Ein großer Haufen von Journalisten umringte im Eisenbahner-Kulturpalast von Ischewsk den Bahnchef, doch der PR-Mann ließ die Reporter nach zwei Minuten zurückschieben. "Jetzt nur noch die deutsche Presse und der '1. Kanal"' sagte er gebieterisch und zog die Fernsehleute und mich in einen Nebenraum. "Jeder von euch eine Frage", eröffnete er uns dann. Ehe ich noch überlegte, ob das nun ernsthaft mein seit Monaten eingeplantes Exklusivinterview sein sollte, kam Fadejew hinterher und wir durften ihm tatsächlich jeder eine Frage stellen, auf die er kurz antwortete, ehe er von seinen Mitarbeitern wieder aus dem Raum gezogen wurde. Seine Verhandlungen mit dem Udmurten-Präsidenten warteten. Die Presse fuhr wieder im Bus hinterher, anschließend warteten wir eine Stunde vor dem pompösen Präsidentenpalast. Immerhin hatte ich den PR-Boss noch wissen lassen, was ich von dieser Art hielt, ein Interview zu organisieren. Er nickte verständnisvoll und versprach zu helfen.

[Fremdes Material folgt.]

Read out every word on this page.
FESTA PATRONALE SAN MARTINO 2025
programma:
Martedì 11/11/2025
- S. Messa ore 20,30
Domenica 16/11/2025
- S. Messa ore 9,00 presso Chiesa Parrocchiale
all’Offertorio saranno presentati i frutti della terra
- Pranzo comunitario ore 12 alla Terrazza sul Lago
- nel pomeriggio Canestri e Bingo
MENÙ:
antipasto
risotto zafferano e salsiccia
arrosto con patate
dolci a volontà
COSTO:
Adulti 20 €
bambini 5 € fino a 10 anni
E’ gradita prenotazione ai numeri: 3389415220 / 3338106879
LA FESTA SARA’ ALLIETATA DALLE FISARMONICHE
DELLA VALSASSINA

"Ich antworte selbst auf alles."

Auf dem Rückflug nach Moskau sorgte die leere Zeitungsseite bei mir für immer unangenehmere Magenschmerzen. Als der PR-Chef für kurze Zeit in unseren Hinterraum kam, forderte ich nun mit aller Vehemenz mein Gespräch. Er ging zurück und versprach, Fadejew zu überreden. Das würde allerdings schwer werden, schränkte er ein: Nach dem anstrengenden Tag sei sein Chef ziemlich müde und ausgelaugt.

 

Immerhin kehrte er nach kurzer Zeit zurück. "Zehn Minuten höchstens", lautete sein Verdikt und ich durfte nun in den Vorderraum der Maschine, wo der Bahnchef erschöpft in seinem Sessel döste. Aus den zehn Minuten wurden 15, dann wurde das Gespräch für beendet erklärt und man brachte mich wieder zurück ins Heck. Viel verwertbares hatte Fadejew jedoch gar nicht gesagt. "Daraus kann ich nichts Vernünftiges machen", schimpfte ich. Der PR-Chef  nickte. Dann machte er einen Vorschlag zur Güte: "Schreib mir alle Fragen auf. Gleich morgen früh antworte ich selbst auf alles, du kannst ihn damit zitieren und überhaupt mit dem Material machen, was du willst."

Als ich zwei Tage später, eine halbe Stunde vor dem Hamburger Redaktionsschluss, die Bruchstücke aus Ischewsk, das kurze Flugzeug-Gespräch und Antworten des PR-Chefs zu einem Text zusammenbaute, schwor ich mir, nie wieder mit der Eisenbahn-Pressestelle zu reden. In allerletzter Minute immerhin hatten die Eisenbahner ihr Wort gehalten. Die Zeitungsseite war voll geworden und - was mich am meisten überraschte - tatsächlich verlangte niemand mehr von mir, dieses eigenartige Interview vor der Veröffentlichung zur Autorisierung einzureichen. 

 

Wenigstens einige Unsitten der freien westlichen Medien waren in Russland noch nicht angekommen. Der rasende Großvater wäre wohl ohnehin viel zu beschäftigt gewesen, um seine eigenen Interviews gegenzulesen.